Data Exposure from LLM Apps: An In-Depth Investigation of OpenAI's GPTs
The paper "Data Exposure from LLM Apps: An In-depth Investigation of OpenAI's GPTs," authored by Evin Jaff, Yuhao Wu, Ning Zhang, and Umar Iqbal, meticulously explores the data practices within the emerging ecosystem of LLM applications, specifically focusing on OpenAI's GPT platform. The research emphasizes the various privacy risks posed by third-party-developed GPT applications (apps) and evaluates their data collection practices, indirect data exposure, and the transparency of their privacy policies.
Overview of OpenAI’s GPT Ecosystem
The paper identifies that the OpenAI GPT ecosystem, the most mature among third-party LLM application platforms, has grown rapidly, boasting more than 3 million GPTs. These GPTs are equipped with various tools such as web browsers, image generation (DALLE), code interpreters, and external services (Actions) to provide extensive functionalities. However, the integration of third-party services introduces significant privacy concerns, particularly because these services collect vast amounts of user data, often without adequate checks or balances.
Methodology and Scope
The authors conducted a detailed analysis by crawling 119,274 GPTs and 2,596 unique Actions over a period of four months.
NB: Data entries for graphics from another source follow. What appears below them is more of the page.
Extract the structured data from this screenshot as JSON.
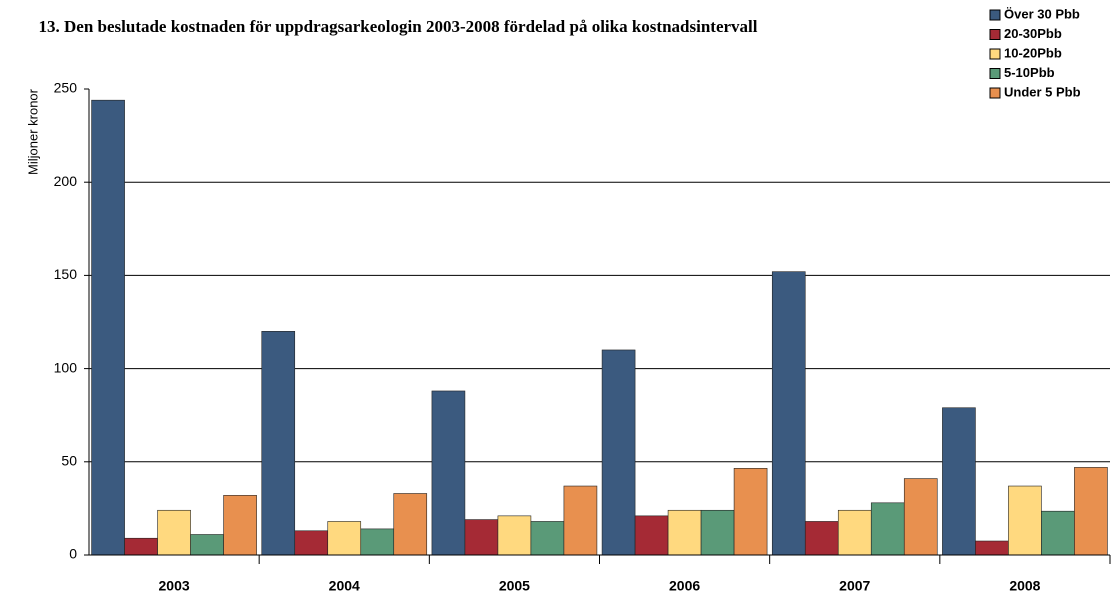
{
  "chart_data": {
    "type": "bar",
    "title": "13. Den beslutade kostnaden för uppdragsarkeologin 2003-2008 fördelad på olika kostnadsintervall",
    "y_label": "Miljoner kronor",
    "categories": [
      "2003",
      "2004",
      "2005",
      "2006",
      "2007",
      "2008"
    ],
    "series": [
      {
        "name": "Över 30 Pbb",
        "color": "#3b5a7f",
        "values": [
          244,
          120,
          88,
          110,
          152,
          79
        ]
      },
      {
        "name": "20-30Pbb",
        "color": "#a52a35",
        "values": [
          9,
          13,
          19,
          21,
          18,
          7.5
        ]
      },
      {
        "name": "10-20Pbb",
        "color": "#ffd97f",
        "values": [
          24,
          18,
          21,
          24,
          24,
          37
        ]
      },
      {
        "name": "5-10Pbb",
        "color": "#5a9a78",
        "values": [
          11,
          14,
          18,
          24,
          28,
          23.5
        ]
      },
      {
        "name": "Under 5 Pbb",
        "color": "#e8904f",
        "values": [
          32,
          33,
          37,
          46.5,
          41,
          47
        ]
      }
    ],
    "ylim": [
      0,
      250
    ],
    "yticks": [
      0,
      50,
      100,
      150,
      200,
      250
    ],
    "grid": true,
    "legend": "top-right"
  }
}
Their methodology included a static analysis of natural language-based source code of GPTs and their Actions to characterize data collection practices and a framework to analyze privacy policies of Actions for data collection disclosures.
Significant Findings
Data Collection Practices
The analysis revealed that a significant proportion (82.9%) of Actions embedded in GPTs are external third-party services. These Actions collect an expansive range of data types, often including sensitive information like passwords, which is explicitly prohibited by OpenAI's policies. The collected data spans categories such as app activity, personal information, web browsing activities, location data, messages, financial information, files, photos, calendar events, device IDs, and health data.
Key Observations:
- Expansive Data Collection: Actions collect diverse types of user data, often more than necessary for their stated functionality.
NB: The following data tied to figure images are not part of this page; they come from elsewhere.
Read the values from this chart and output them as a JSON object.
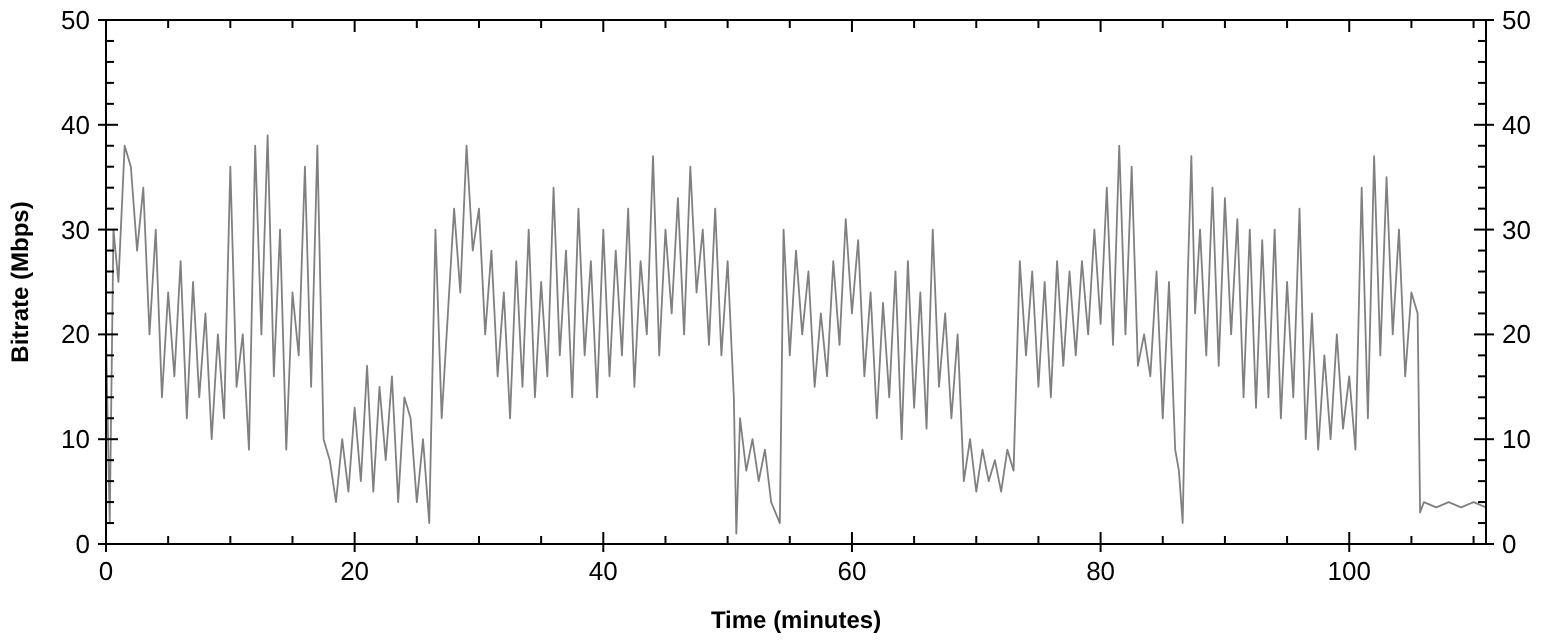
{
  "chart_data": {
    "type": "line",
    "xlabel": "Time (minutes)",
    "ylabel": "Bitrate (Mbps)",
    "xlim": [
      0,
      111
    ],
    "ylim": [
      0,
      50
    ],
    "y2lim": [
      0,
      50
    ],
    "xticks": [
      0,
      {
        "value": 5,
        "label": null
      },
      {
        "value": 10,
        "label": null
      },
      {
        "value": 15,
        "label": null
      },
      20,
      {
        "value": 25,
        "label": null
      },
      {
        "value": 30,
        "label": null
      },
      {
        "value": 35,
        "label": null
      },
      40,
      {
        "value": 45,
        "label": null
      },
      {
        "value": 50,
        "label": null
      },
      {
        "value": 55,
        "label": null
      },
      60,
      {
        "value": 65,
        "label": null
      },
      {
        "value": 70,
        "label": null
      },
      {
        "value": 75,
        "label": null
      },
      80,
      {
        "value": 85,
        "label": null
      },
      {
        "value": 90,
        "label": null
      },
      {
        "value": 95,
        "label": null
      },
      100,
      {
        "value": 105,
        "label": null
      },
      {
        "value": 110,
        "label": null
      }
    ],
    "yticks": [
      0,
      {
        "value": 2,
        "label": null
      },
      {
        "value": 4,
        "label": null
      },
      {
        "value": 6,
        "label": null
      },
      {
        "value": 8,
        "label": null
      },
      10,
      {
        "value": 12,
        "label": null
      },
      {
        "value": 14,
        "label": null
      },
      {
        "value": 16,
        "label": null
      },
      {
        "value": 18,
        "label": null
      },
      20,
      {
        "value": 22,
        "label": null
      },
      {
        "value": 24,
        "label": null
      },
      {
        "value": 26,
        "label": null
      },
      {
        "value": 28,
        "label": null
      },
      30,
      {
        "value": 32,
        "label": null
      },
      {
        "value": 34,
        "label": null
      },
      {
        "value": 36,
        "label": null
      },
      {
        "value": 38,
        "label": null
      },
      40,
      {
        "value": 42,
        "label": null
      },
      {
        "value": 44,
        "label": null
      },
      {
        "value": 46,
        "label": null
      },
      {
        "value": 48,
        "label": null
      },
      50
    ],
    "y2ticks": [
      0,
      {
        "value": 2,
        "label": null
      },
      {
        "value": 4,
        "label": null
      },
      {
        "value": 6,
        "label": null
      },
      {
        "value": 8,
        "label": null
      },
      10,
      {
        "value": 12,
        "label": null
      },
      {
        "value": 14,
        "label": null
      },
      {
        "value": 16,
        "label": null
      },
      {
        "value": 18,
        "label": null
      },
      20,
      {
        "value": 22,
        "label": null
      },
      {
        "value": 24,
        "label": null
      },
      {
        "value": 26,
        "label": null
      },
      {
        "value": 28,
        "label": null
      },
      30,
      {
        "value": 32,
        "label": null
      },
      {
        "value": 34,
        "label": null
      },
      {
        "value": 36,
        "label": null
      },
      {
        "value": 38,
        "label": null
      },
      40,
      {
        "value": 42,
        "label": null
      },
      {
        "value": 44,
        "label": null
      },
      {
        "value": 46,
        "label": null
      },
      {
        "value": 48,
        "label": null
      },
      50
    ],
    "grid": false,
    "marker": "none",
    "line_style": "solid",
    "series": [
      {
        "color": "#808080",
        "x": [
          0,
          0.3,
          0.6,
          1,
          1.5,
          2,
          2.5,
          3,
          3.5,
          4,
          4.5,
          5,
          5.5,
          6,
          6.5,
          7,
          7.5,
          8,
          8.5,
          9,
          9.5,
          10,
          10.5,
          11,
          11.5,
          12,
          12.5,
          13,
          13.5,
          14,
          14.5,
          15,
          15.5,
          16,
          16.5,
          17,
          17.5,
          18,
          18.5,
          19,
          19.5,
          20,
          20.5,
          21,
          21.5,
          22,
          22.5,
          23,
          23.5,
          24,
          24.5,
          25,
          25.5,
          26,
          26.5,
          27,
          27.5,
          28,
          28.5,
          29,
          29.5,
          30,
          30.5,
          31,
          31.5,
          32,
          32.5,
          33,
          33.5,
          34,
          34.5,
          35,
          35.5,
          36,
          36.5,
          37,
          37.5,
          38,
          38.5,
          39,
          39.5,
          40,
          40.5,
          41,
          41.5,
          42,
          42.5,
          43,
          43.5,
          44,
          44.5,
          45,
          45.5,
          46,
          46.5,
          47,
          47.5,
          48,
          48.5,
          49,
          49.5,
          50,
          50.5,
          50.7,
          51,
          51.5,
          52,
          52.5,
          53,
          53.5,
          54.2,
          54.5,
          55,
          55.5,
          56,
          56.5,
          57,
          57.5,
          58,
          58.5,
          59,
          59.5,
          60,
          60.5,
          61,
          61.5,
          62,
          62.5,
          63,
          63.5,
          64,
          64.5,
          65,
          65.5,
          66,
          66.5,
          67,
          67.5,
          68,
          68.5,
          69,
          69.5,
          70,
          70.5,
          71,
          71.5,
          72,
          72.5,
          73,
          73.5,
          74,
          74.5,
          75,
          75.5,
          76,
          76.5,
          77,
          77.5,
          78,
          78.5,
          79,
          79.5,
          80,
          80.5,
          81,
          81.5,
          82,
          82.5,
          83,
          83.5,
          84,
          84.5,
          85,
          85.5,
          86,
          86.3,
          86.6,
          87,
          87.3,
          87.6,
          88,
          88.5,
          89,
          89.5,
          90,
          90.5,
          91,
          91.5,
          92,
          92.5,
          93,
          93.5,
          94,
          94.5,
          95,
          95.5,
          96,
          96.5,
          97,
          97.5,
          98,
          98.5,
          99,
          99.5,
          100,
          100.5,
          101,
          101.5,
          102,
          102.5,
          103,
          103.5,
          104,
          104.5,
          105,
          105.5,
          105.7,
          106,
          107,
          108,
          109,
          110,
          111
        ],
        "values": [
          20,
          2,
          30,
          25,
          38,
          36,
          28,
          34,
          20,
          30,
          14,
          24,
          16,
          27,
          12,
          25,
          14,
          22,
          10,
          20,
          12,
          36,
          15,
          20,
          9,
          38,
          20,
          39,
          16,
          30,
          9,
          24,
          18,
          36,
          15,
          38,
          10,
          8,
          4,
          10,
          5,
          13,
          6,
          17,
          5,
          15,
          8,
          16,
          4,
          14,
          12,
          4,
          10,
          2,
          30,
          12,
          22,
          32,
          24,
          38,
          28,
          32,
          20,
          28,
          16,
          24,
          12,
          27,
          15,
          30,
          14,
          25,
          16,
          34,
          18,
          28,
          14,
          32,
          18,
          27,
          14,
          30,
          16,
          28,
          18,
          32,
          15,
          27,
          20,
          37,
          18,
          30,
          22,
          33,
          20,
          36,
          24,
          30,
          19,
          32,
          18,
          27,
          14,
          1,
          12,
          7,
          10,
          6,
          9,
          4,
          2,
          30,
          18,
          28,
          20,
          26,
          15,
          22,
          16,
          27,
          19,
          31,
          22,
          29,
          16,
          24,
          12,
          23,
          14,
          26,
          10,
          27,
          13,
          24,
          11,
          30,
          15,
          22,
          12,
          20,
          6,
          10,
          5,
          9,
          6,
          8,
          5,
          9,
          7,
          27,
          18,
          26,
          15,
          25,
          14,
          27,
          17,
          26,
          18,
          27,
          20,
          30,
          21,
          34,
          19,
          38,
          20,
          36,
          17,
          20,
          16,
          26,
          12,
          25,
          9,
          7,
          2,
          25,
          37,
          22,
          30,
          18,
          34,
          17,
          33,
          20,
          31,
          14,
          30,
          13,
          29,
          14,
          30,
          12,
          25,
          14,
          32,
          10,
          22,
          9,
          18,
          10,
          20,
          11,
          16,
          9,
          34,
          12,
          37,
          18,
          35,
          20,
          30,
          16,
          24,
          22,
          3,
          4,
          3.5,
          4,
          3.5,
          4,
          3.5
        ]
      }
    ]
  }
}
- Sensitive Information: Some Actions collect sensitive information that is prohibited by OpenAI, raising significant privacy concerns.
- Third-Party Integrations: Many GPTs embedded Actions from external third parties, reflecting practices reminiscent of early web and mobile ecosystems, which pose heightened privacy risks.
Indirect Data Exposure
The paper highlights the significant privacy risks posed by the lack of isolation in the execution of Actions within GPTs. The authors modeled the co-occurrence of Actions in a graph representation to paper indirect data exposure, revealing that co-occurrence in GPTs can expose up to 9.5 times more data to Actions than individual ones. This lack of execution isolation enables third-party Actions to access and potentially influence each other’s data, exacerbating privacy risks.
Privacy Policy Compliance
The paper also scrutinizes the transparency of data collection practices in the privacy policies of Actions. Despite OpenAI's requirement for Actions to publish privacy policies, there is a striking inconsistency in data disclosure:
- Omitted Disclosures: Disclosures for most collected data types are omitted in privacy policies, with only 5.8% of Actions clearly disclosing their data collection practices.
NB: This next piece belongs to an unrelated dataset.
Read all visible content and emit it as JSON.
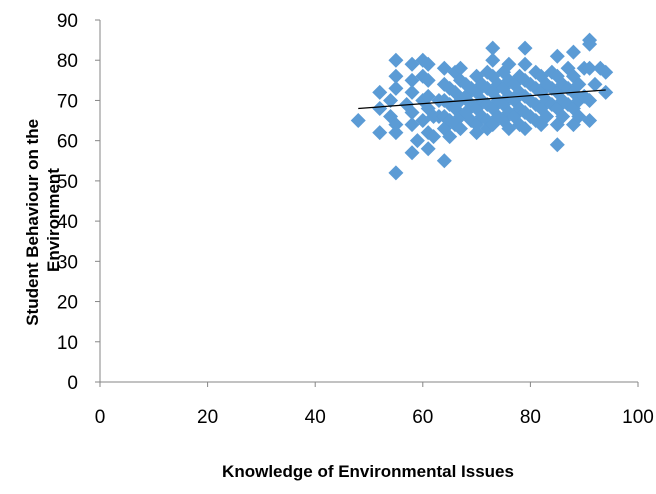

- Inconsistent Disclosures: Although nearly half of the Actions clearly disclosed more than half of the data they collected, significant inconsistencies still exist, including vague, ambiguous, and incorrect disclosures.
Implications and Future Directions
The paper underscores the pressing need for improvements in the privacy and security landscape of LLM-based application ecosystems:
- Enhanced Reviews: OpenAI should implement stringent review processes for GPTs and Actions to ensure compliance with privacy policies and policies prohibiting the collection of sensitive information.
- Execution Isolation: To mitigate indirect data exposure risks, platforms like OpenAI should develop secure execution environments for Actions, akin to isolating third-party code in web browsers.
- Transparent Disclosures: There is a need for tools and frameworks to help GPT developers provide clear and accurate privacy disclosures. LLMs themselves could be utilized to assist in drafting and verifying privacy policies.
The rapid maturation of the LLM app ecosystem, as evidenced by OpenAI's GPT platform, presents unique opportunities and challenges. To build a secure and trustworthy environment, it is imperative to prioritize privacy and security considerations right from the design phase. This research serves as a crucial step in highlighting the current gaps and proposing pathways for more robust policy enforcement and technological safeguards in LLM applications.